The arrival of a new life is greeted with great fanfare and celebration in most cases, though certainly not always.
Then there is life, the stuff in between. In life we go to school, learn many things and prepare for a life of productivity and reward. We study diligently, or perhaps not so much, and ready ourselves for a period of work in order to support our family or provide the necessities of life.
“There are always the sufferings of birth, old age, disease and death. They are like flames raging endlessly.” (Lotus Sutra, Chapter III, page 77)

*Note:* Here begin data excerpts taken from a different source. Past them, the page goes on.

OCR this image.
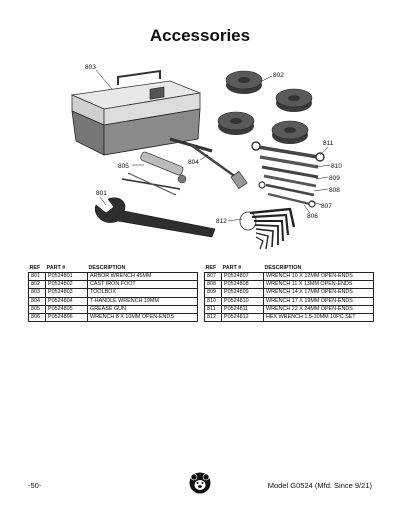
Accessories
803
802
811
810
809
808
807
806
805
804
801
812
REF	PART #	DESCRIPTION
801	P0524801	ARBOR WRENCH 45MM
802	P0524802	CAST IRON FOOT
803	P0524803	TOOLBOX
804	P0524804	T-HANDLE WRENCH 19MM
805	P0524805	GREASE GUN
806	P0524806	WRENCH 8 X 10MM OPEN-ENDS
REF	PART #	DESCRIPTION
807	P0524807	WRENCH 10 X 12MM OPEN-ENDS
808	P0524808	WRENCH 11 X 13MM OPEN-ENDS
809	P0524809	WRENCH 14 X 17MM OPEN-ENDS
810	P0524810	WRENCH 17 X 19MM OPEN-ENDS
811	P0524811	WRENCH 22 X 24MM OPEN-ENDS
812	P0524812	HEX WRENCH 1.5-10MM 10PC SET
-50-	Model G0524 (Mfd. Since 9/21)
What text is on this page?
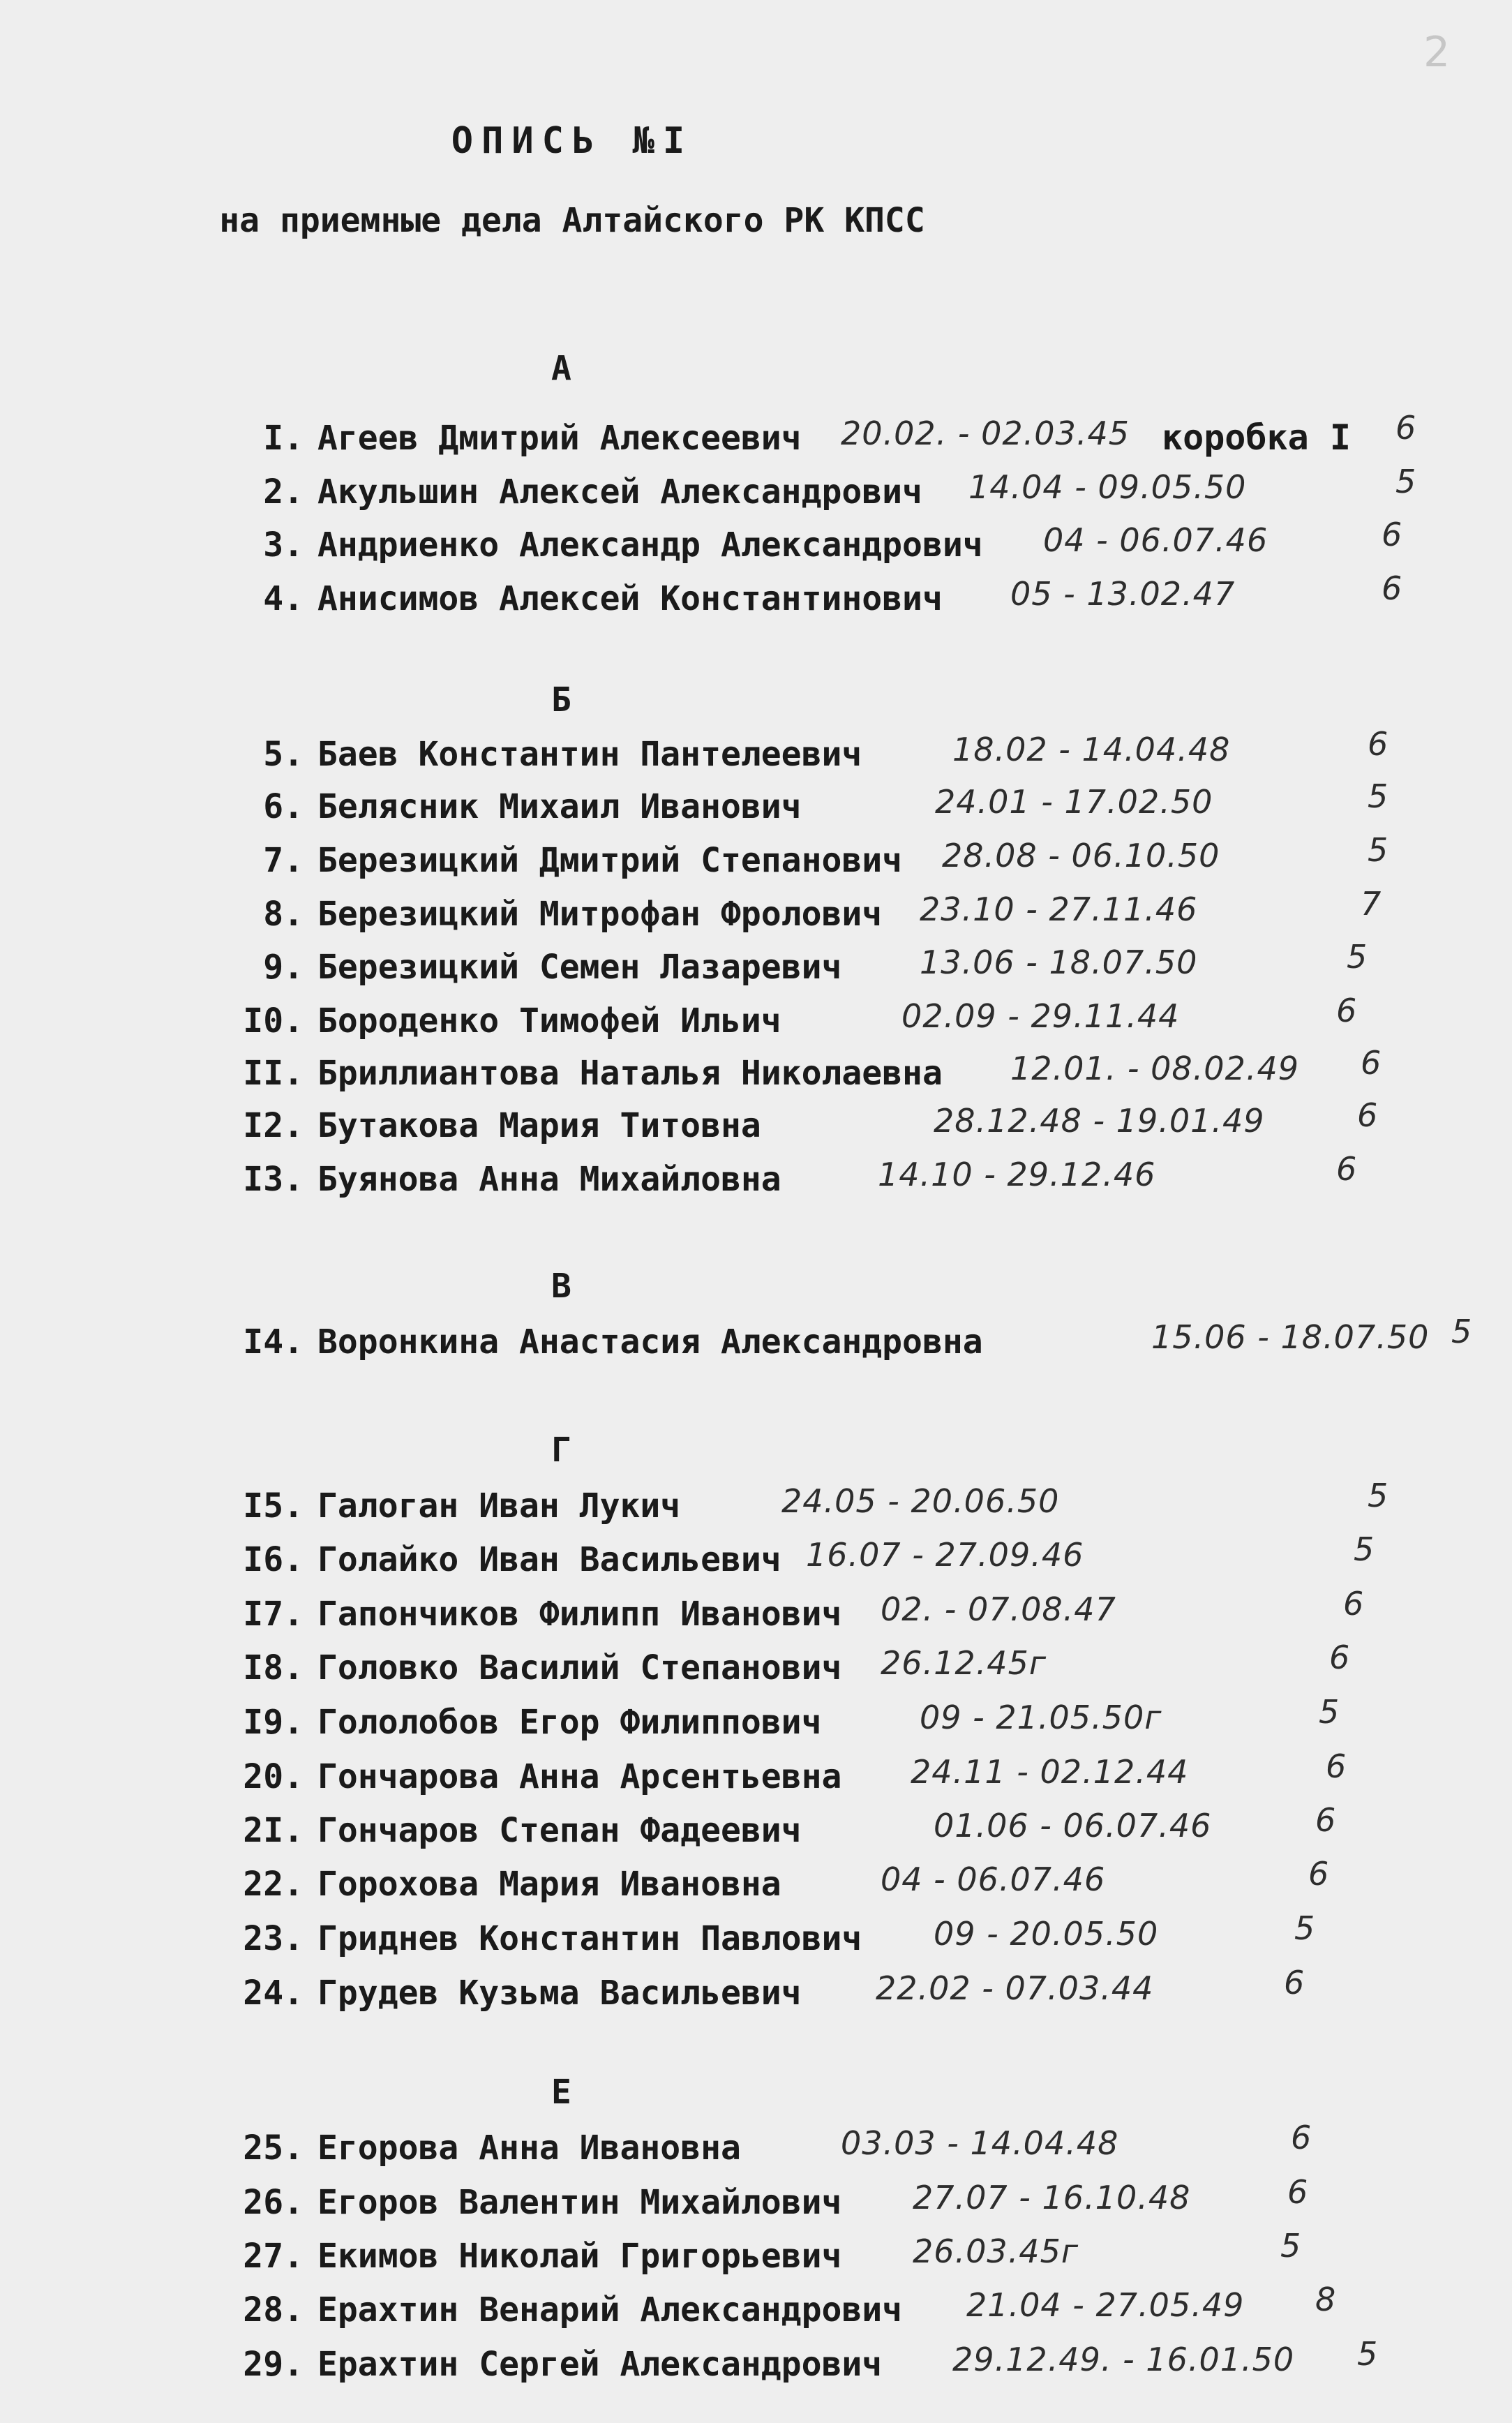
2
ОПИСЬ №I
на приемные дела Алтайского РК КПСС
А
I. Агеев Дмитрий Алексеевич 20.02. - 02.03.45 коробка I 6
2. Акульшин Алексей Александрович 14.04 - 09.05.50	5
3. Андриенко Александр Александрович 04 - 06.07.46	6
4. Анисимов Алексей Константинович 05 - 13.02.47	6
Б
5. Баев Константин Пантелеевич	18.02 - 14.04.48	6
6. Белясник Михаил Иванович	24.01 - 17.02.50	5
7. Березицкий Дмитрий Степанович 28.08 - 06.10.50	5
8. Березицкий Митрофан Фролович 23.10 - 27.11.46	7
9. Березицкий Семен Лазаревич 13.06 - 18.07.50	5
I0. Бороденко Тимофей Ильич	02.09 - 29.11.44	6
II. Бриллиантова Наталья Николаевна 12.01. - 08.02.49 6
I2. Бутакова Мария Титовна	28.12.48 - 19.01.49	6
I3. Буянова Анна Михайловна	14.10 - 29.12.46	6
В
I4. Воронкина Анастасия Александровна	15.06 - 18.07.50 5
Г
I5. Галоган Иван Лукич	24.05 - 20.06.50	5
I6. Голайко Иван Васильевич 16.07 - 27.09.46	5
I7. Гапончиков Филипп Иванович 02. - 07.08.47	6
I8. Головко Василий Степанович 26.12.45г	6
I9. Гололобов Егор Филиппович	09 - 21.05.50г	5
20. Гончарова Анна Арсентьевна 24.11 - 02.12.44	6
2I. Гончаров Степан Фадеевич	01.06 - 06.07.46	6
22. Горохова Мария Ивановна	04 - 06.07.46	6
23. Гриднев Константин Павлович 09 - 20.05.50	5
24. Грудев Кузьма Васильевич 22.02 - 07.03.44	6
Е
25. Егорова Анна Ивановна	03.03 - 14.04.48	6
26. Егоров Валентин Михайлович 27.07 - 16.10.48	6
27. Екимов Николай Григорьевич 26.03.45г	5
28. Ерахтин Венарий Александрович 21.04 - 27.05.49 8
29. Ерахтин Сергей Александрович 29.12.49. - 16.01.50 5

Some may also engage in a spiritual practice in order to cultivate peace and meaning for our lives. For those of us who practice Buddhism we meditate, or in the case of Nichiren Buddhists we chant the Odaimoku. Our ultimate objective is to attain enlightenment in this lifetime.
Taking care of our health is challenging for many. Eating right and getting exercise are some of the things we may try to engage in to hopefully minimize the effects of aging.
Then comes death, the thing we prepare for the least. We live our lives as if it were endless, and turn our backs on death. Out of fear perhaps, we do not wish to look death directly in the eye.
I have on several occasions lately spoken about or written about preparing for death. Some of these preparations include thinking about how we may wish to die, what kinds of care we wish to have provided. Making decisions about what life prolonging measures we wish to have done to us is prudent at any age.
‘’I am your great leader. I know that the bad road, which is made of birth-and-death and illusions, is dangerous and long, and that we should pass through it and get off it.” (Lotus Sutra, Chapter VII, page 149)
While we may not know the time of death or the way we will die, it is as important to make preparations for that time just as we prepare for the beginning of life. We may require the assistance of others in death just as we required support in birth. Considering who will support us and what we expect of them is crucial.
I hope that you will think seriously about death. Putting as much thought into death as we do into living is crucial. To die with the Odaimoku as our last breath can best be achieved if we have made preparations for this natural phase of life.